Competency is the ability to do something on our own...or at least to know enough of what needs to be done to bring in the proper help if help is needed.

But the core message of the gospel cuts deeply against competency. No amount of competency could undo the sin nature. No amount of competency could restore us into fellowship with our Father.

And so the gospel is an offense to our culture that has been built on American ingenuity and competency. When it comes to the most important relationship in our lives, we all alike must confess our inability to do anything about making the most deeply wrong things right. We need mercy, grace, forgiveness, and the aid of Someone else to come and rescue us.

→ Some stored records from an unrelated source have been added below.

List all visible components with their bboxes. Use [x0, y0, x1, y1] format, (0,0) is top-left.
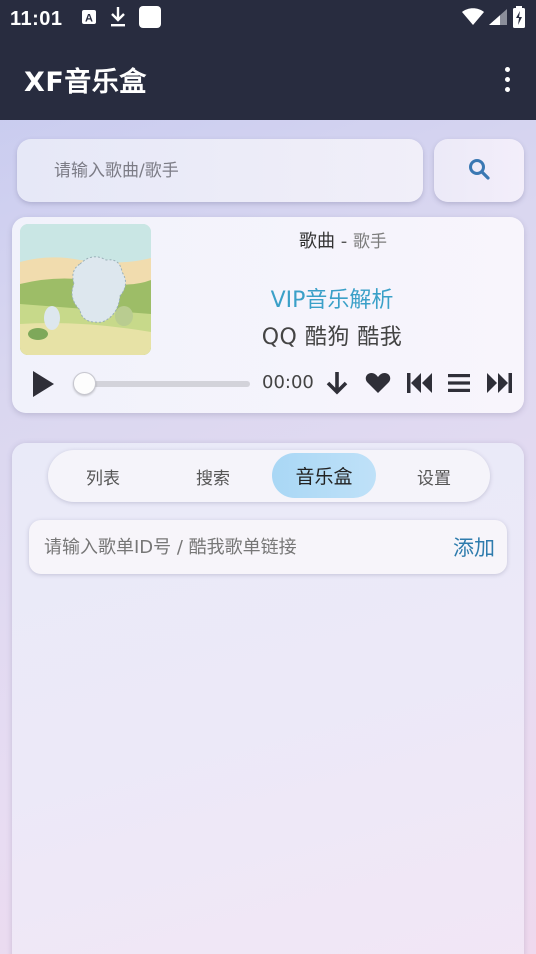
tab-settings[interactable]: 设置	[391, 450, 477, 502]
tab-bar: 列表 搜索 音乐盒 设置	[48, 450, 490, 502]
play-icon[interactable]	[31, 370, 55, 402]
app-title: XF音乐盒	[24, 66, 147, 98]
status-time: 11:01	[10, 7, 63, 30]
progress-bar[interactable]	[84, 381, 250, 387]
tab-music-box[interactable]: 音乐盒	[272, 453, 376, 498]
download-icon	[109, 6, 127, 32]
square-icon	[138, 6, 161, 32]
playlist-id-input[interactable]	[44, 536, 453, 558]
wifi-icon	[462, 8, 484, 30]
previous-icon[interactable]	[407, 373, 433, 397]
notification-icons: A	[81, 6, 161, 32]
album-cover[interactable]	[20, 224, 151, 355]
vip-parse-label: VIP音乐解析	[270, 288, 394, 313]
heart-icon[interactable]	[365, 372, 391, 398]
sources-label: QQ 酷狗 酷我	[261, 325, 403, 350]
song-search-field[interactable]	[17, 139, 423, 202]
system-icons	[462, 6, 526, 32]
search-icon	[467, 157, 491, 185]
svg-text:A: A	[85, 13, 93, 25]
progress-thumb[interactable]	[73, 372, 96, 395]
song-search-input[interactable]	[54, 160, 423, 181]
playlist-import-field: 添加	[29, 520, 507, 574]
download-icon[interactable]	[326, 371, 348, 399]
status-bar: 11:01 A	[0, 0, 536, 38]
playlist-icon[interactable]	[448, 374, 470, 396]
text-icon: A	[81, 9, 97, 29]
tab-search[interactable]: 搜索	[170, 450, 256, 502]
music-box-panel: 列表 搜索 音乐盒 设置 添加	[12, 443, 524, 954]
more-vert-icon[interactable]	[501, 63, 514, 96]
song-separator: -	[335, 231, 353, 252]
battery-charging-icon	[512, 6, 526, 32]
artist-name: 歌手	[352, 232, 387, 252]
search-button[interactable]	[434, 139, 524, 202]
app-bar: XF音乐盒	[0, 38, 536, 120]
next-icon[interactable]	[486, 373, 512, 397]
tab-list[interactable]: 列表	[60, 450, 146, 502]
signal-icon	[488, 8, 508, 30]
add-button[interactable]: 添加	[453, 532, 495, 562]
song-info: 歌曲 - 歌手	[162, 227, 524, 253]
current-time: 00:00	[262, 372, 314, 393]
player-controls: 00:00	[12, 367, 524, 401]
song-name: 歌曲	[299, 231, 336, 252]
player-card: 歌曲 - 歌手 VIP音乐解析 QQ 酷狗 酷我 00:00	[12, 217, 524, 413]
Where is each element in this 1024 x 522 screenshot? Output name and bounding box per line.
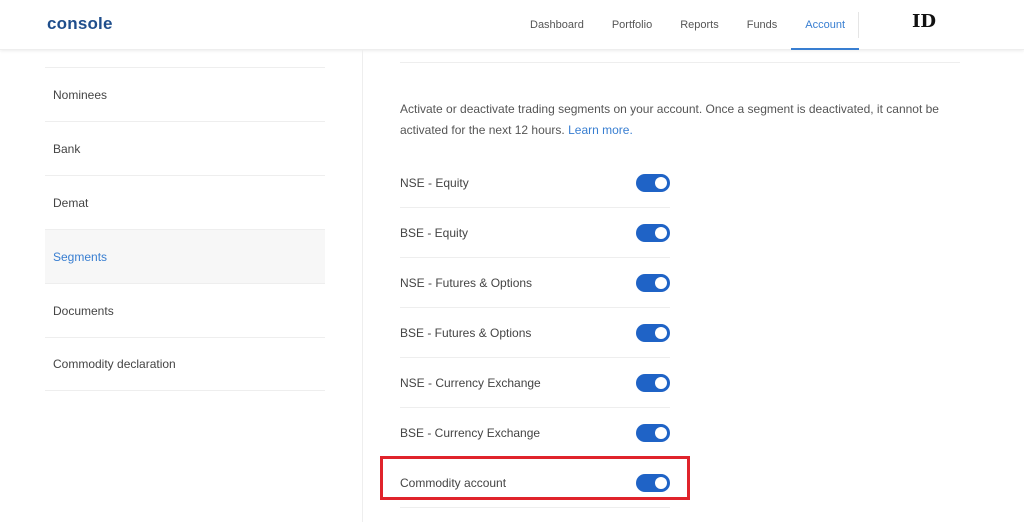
segment-label: NSE - Equity (400, 175, 469, 190)
sidebar-item-documents[interactable]: Documents (45, 283, 325, 337)
sidebar-item-demat[interactable]: Demat (45, 175, 325, 229)
segment-toggle-bse-currency[interactable] (636, 423, 670, 442)
sidebar-item-bank[interactable]: Bank (45, 121, 325, 175)
nav-funds[interactable]: Funds (733, 0, 792, 50)
sidebar-item-commodity-declaration[interactable]: Commodity declaration (45, 337, 325, 391)
console-logo[interactable]: console (47, 14, 113, 34)
account-sidebar: Nominees Bank Demat Segments Documents C… (45, 67, 325, 391)
sidebar-item-segments[interactable]: Segments (45, 229, 325, 283)
segment-row-nse-equity: NSE - Equity (400, 158, 670, 208)
segment-toggle-bse-fo[interactable] (636, 323, 670, 342)
segment-label: NSE - Currency Exchange (400, 375, 541, 390)
segment-label: NSE - Futures & Options (400, 275, 533, 290)
segment-row-bse-currency: BSE - Currency Exchange (400, 408, 670, 458)
segment-label: BSE - Futures & Options (400, 325, 532, 340)
top-header: console Dashboard Portfolio Reports Fund… (0, 0, 1024, 50)
segment-toggle-bse-equity[interactable] (636, 223, 670, 242)
segment-label: BSE - Equity (400, 225, 469, 240)
segments-description: Activate or deactivate trading segments … (400, 99, 962, 141)
segment-label: BSE - Currency Exchange (400, 425, 541, 440)
nav-reports[interactable]: Reports (666, 0, 733, 50)
nav-portfolio[interactable]: Portfolio (598, 0, 666, 50)
segment-toggle-nse-equity[interactable] (636, 173, 670, 192)
segment-toggle-nse-fo[interactable] (636, 273, 670, 292)
segment-toggle-nse-currency[interactable] (636, 373, 670, 392)
segment-row-nse-fo: NSE - Futures & Options (400, 258, 670, 308)
segment-row-nse-currency: NSE - Currency Exchange (400, 358, 670, 408)
commodity-highlight-box (380, 456, 690, 500)
section-divider (400, 62, 960, 63)
segment-row-bse-fo: BSE - Futures & Options (400, 308, 670, 358)
nav-account[interactable]: Account (791, 0, 859, 50)
user-id-menu[interactable]: ID (912, 11, 936, 32)
nav-divider (858, 12, 859, 38)
segment-row-bse-equity: BSE - Equity (400, 208, 670, 258)
sidebar-item-nominees[interactable]: Nominees (45, 67, 325, 121)
top-nav: Dashboard Portfolio Reports Funds Accoun… (516, 0, 859, 50)
nav-dashboard[interactable]: Dashboard (516, 0, 598, 50)
content-divider (362, 50, 363, 522)
learn-more-link[interactable]: Learn more. (568, 123, 633, 137)
description-text: Activate or deactivate trading segments … (400, 102, 939, 137)
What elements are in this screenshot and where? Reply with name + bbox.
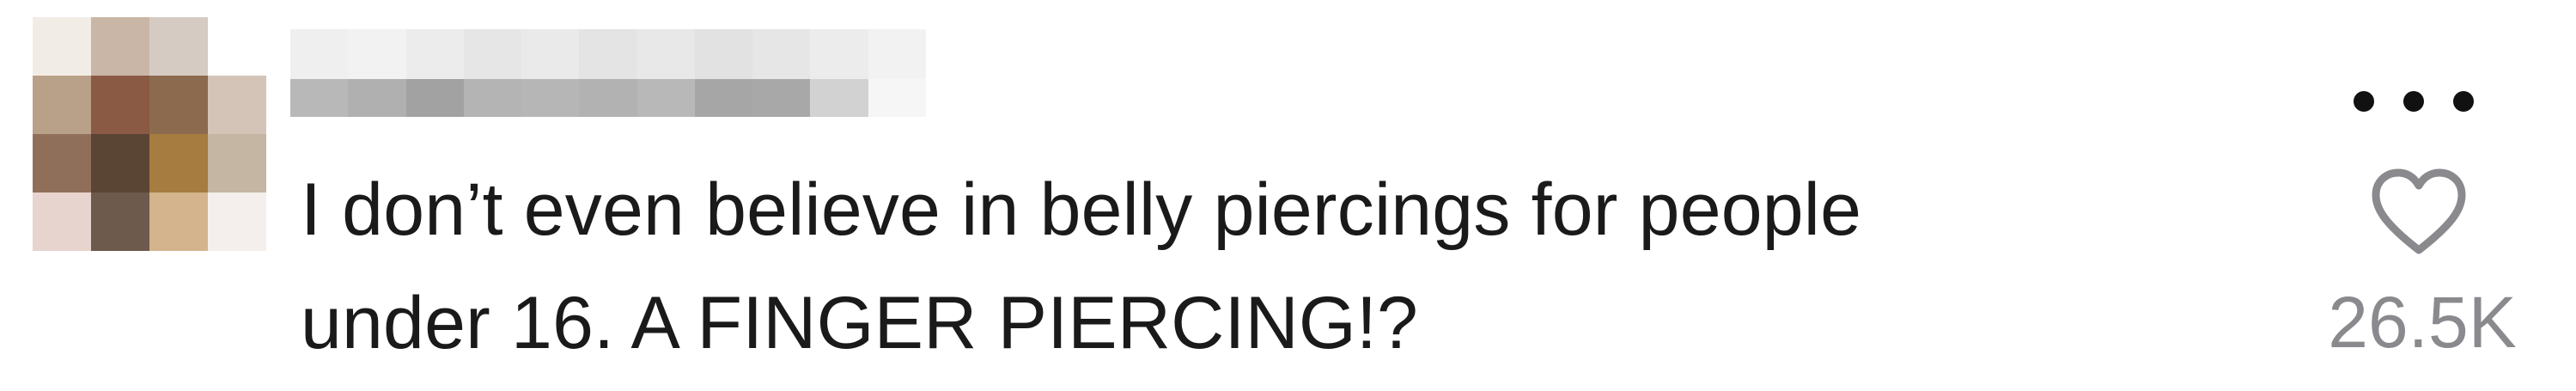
avatar-pixel [33, 192, 91, 251]
avatar-pixel [91, 134, 149, 192]
ellipsis-dot [2453, 91, 2474, 112]
username-blur-pixel [405, 79, 464, 117]
avatar-pixel [208, 17, 266, 76]
like-button[interactable] [2371, 168, 2467, 257]
ellipsis-icon[interactable] [2354, 79, 2474, 124]
username-blur-pixel [810, 29, 868, 79]
avatar-pixel [91, 192, 149, 251]
avatar-pixel [149, 76, 208, 134]
avatar-pixel [149, 17, 208, 76]
avatar-pixel [149, 134, 208, 192]
heart-outline-icon [2372, 168, 2466, 254]
comment-text: I don’t even believe in belly piercings … [301, 153, 2276, 380]
username-blur-pixel [868, 79, 926, 117]
username-blur-pixel [636, 79, 695, 117]
username-blur-pixel [348, 29, 406, 79]
avatar-pixel [208, 192, 266, 251]
username-blur-pixel [579, 29, 637, 79]
username-blur-pixel [810, 79, 868, 117]
avatar-pixel [208, 134, 266, 192]
avatar-pixel [33, 134, 91, 192]
username-blur-pixel [752, 29, 811, 79]
username-blur-row [290, 29, 926, 79]
username-blur-pixel [521, 29, 580, 79]
ellipsis-dot [2354, 91, 2374, 112]
username-blur-pixel [290, 29, 349, 79]
avatar-pixel [149, 192, 208, 251]
avatar-pixel [208, 76, 266, 134]
avatar-pixel [91, 17, 149, 76]
username-blur-pixel [521, 79, 580, 117]
username-blur-pixel [636, 29, 695, 79]
username-blur-pixel [463, 29, 522, 79]
comment-text-line: under 16. A FINGER PIERCING!? [301, 282, 1419, 364]
username-blur-pixel [579, 79, 637, 117]
username-redacted[interactable] [290, 29, 926, 129]
comment-text-line: I don’t even believe in belly piercings … [301, 168, 1862, 251]
like-count: 26.5K [2328, 282, 2517, 363]
username-blur-pixel [694, 29, 753, 79]
username-blur-pixel [348, 79, 406, 117]
avatar-pixel [33, 17, 91, 76]
avatar-pixel [33, 76, 91, 134]
username-blur-pixel [463, 79, 522, 117]
ellipsis-dot [2403, 91, 2424, 112]
username-blur-pixel [405, 29, 464, 79]
username-blur-pixel [694, 79, 753, 117]
username-blur-pixel [868, 29, 926, 79]
username-blur-row [290, 79, 926, 129]
comment-item: I don’t even believe in belly piercings … [0, 0, 2576, 391]
username-blur-pixel [752, 79, 811, 117]
avatar-pixel [91, 76, 149, 134]
username-blur-pixel [290, 79, 349, 117]
avatar[interactable] [33, 17, 266, 251]
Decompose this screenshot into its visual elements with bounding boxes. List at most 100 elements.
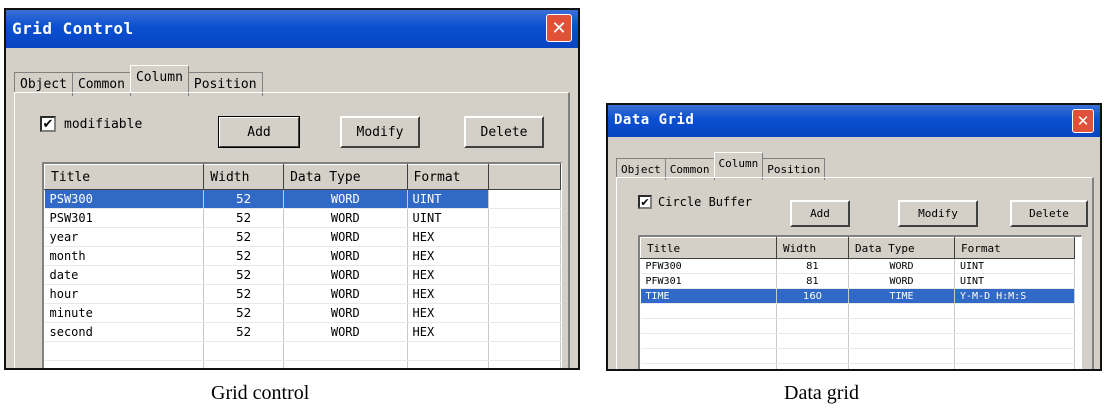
cell-data-type: WORD: [283, 246, 408, 266]
tab-column[interactable]: Column: [713, 152, 764, 177]
modifiable-checkbox[interactable]: ✔: [40, 116, 56, 132]
column-header-width[interactable]: Width: [776, 237, 849, 259]
circle-buffer-checkbox-row[interactable]: ✔ Circle Buffer: [638, 195, 752, 209]
circle-buffer-checkbox[interactable]: ✔: [638, 195, 652, 209]
cell-width: 52: [203, 208, 285, 228]
titlebar: Grid Control ✕: [6, 10, 578, 48]
modifiable-checkbox-row[interactable]: ✔ modifiable: [40, 116, 142, 132]
empty-row: [640, 333, 1075, 349]
cell-empty: [776, 333, 849, 349]
cell-title: PFW301: [640, 273, 777, 289]
cell-width: 52: [203, 322, 285, 342]
cell-data-type: WORD: [283, 265, 408, 285]
table-row[interactable]: PSW301 52 WORD UINT: [44, 208, 561, 228]
empty-row: [640, 318, 1075, 334]
column-header-title[interactable]: Title: [640, 237, 777, 259]
cell-empty: [954, 363, 1075, 369]
cell-width: 52: [203, 189, 285, 209]
table-row[interactable]: PSW300 52 WORD UINT: [44, 189, 561, 209]
table-row[interactable]: hour 52 WORD HEX: [44, 284, 561, 304]
cell-format: UINT: [954, 258, 1075, 274]
empty-row: [640, 363, 1075, 369]
cell-empty: [283, 360, 408, 368]
column-header-format[interactable]: Format: [406, 164, 490, 190]
close-icon[interactable]: ✕: [1072, 109, 1094, 133]
modify-button[interactable]: Modify: [898, 200, 978, 227]
column-header-data-type[interactable]: Data Type: [848, 237, 955, 259]
grid-header-row: Title Width Data Type Format: [640, 237, 1075, 259]
table-row[interactable]: month 52 WORD HEX: [44, 246, 561, 266]
table-row[interactable]: year 52 WORD HEX: [44, 227, 561, 247]
window-title: Data Grid: [614, 112, 695, 128]
cell-empty: [203, 341, 285, 361]
cell-title: PSW301: [44, 208, 205, 228]
cell-data-type: WORD: [283, 208, 408, 228]
column-header-format[interactable]: Format: [954, 237, 1075, 259]
circle-buffer-label: Circle Buffer: [658, 195, 752, 209]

Otherwise, we are stuck with a simple, shallow competency.

Of course for all of us our competencies have limits. And so when we get stuck at the outer limits of our abilities to fix something, we often find ourselves asking God for help. Only mostly what we're asking for is for more competency to be able to fix it on our own strength so that we might be even more independent.

God, in his mercy, is good to be slow to grant those requests. All of us must occasionally (some of us more often than others) hit the wall. We must find ourselves unable to fix something in our own strength.

And when we get there and then get mad at God for not giving us more competency to fix the situation, it would be good for us to step back and pause. Perhaps the thing that we're asking for is the very thing that would be the worst thing for us to receive--in fact, it would be death for us were God to give it to us.

God did not come in Christ to make us more competent. He came to call rebellious, needy, broken people to lay down their arms in surrender and lean into God's mercy and grace. That's offensive. It's also very, very good news.

Sunday, November 01, 2009

Top 10 Signs You Might Be Too Old for Trick-or Treating

After last night's excursion with the kids into the land of trick-or-treating, I feel compelled this morning to offer this community service with the top ten signs that you might be too old for trick-or-treating:

10. If you have to shave your five o'clock shadow before you go trick-or-treating, you might be too old for trick-or-treating.

9. If you own a fake i.d, you might be too old for trick-or-treating.

8. If you remember the Clinton administration, you might be too old for trick-or-treating.

7. If you remember the Reagan administration, you're DEFINITELY too old for trick-or-treating.

6. If while trick-or-treating you find yourself regularly distracted by worry about your A.P. exams, you might be too old for trick-or-treating.

5. If you're driving yourself to the candy-jackpot neighborhood, you might be too old for trick-or-treating.

4. If your idea of a good and/or current costume is Vanilla Ice, a Backstreet Boy, Monica Lewinsky, or no costume at all, you might be too old for trick-or-treating.

3. If half-way through roller-blading your way through the jackpot neighborhood you realize you've forgotten to take off your high school class ring, you might be too old for trick-or-treating.

2. If upon hearing about daylight savings time your first thought is, "Sweet! I can squeeze in an extra cigarette if I can steal it from my dad" you're probably too old for trick-or-treating.

1. If you're trying to figure out what to wear to prom, you're probably too old for trick-or-treating.

Further signs that you might be too old for trick-or-treating are welcome.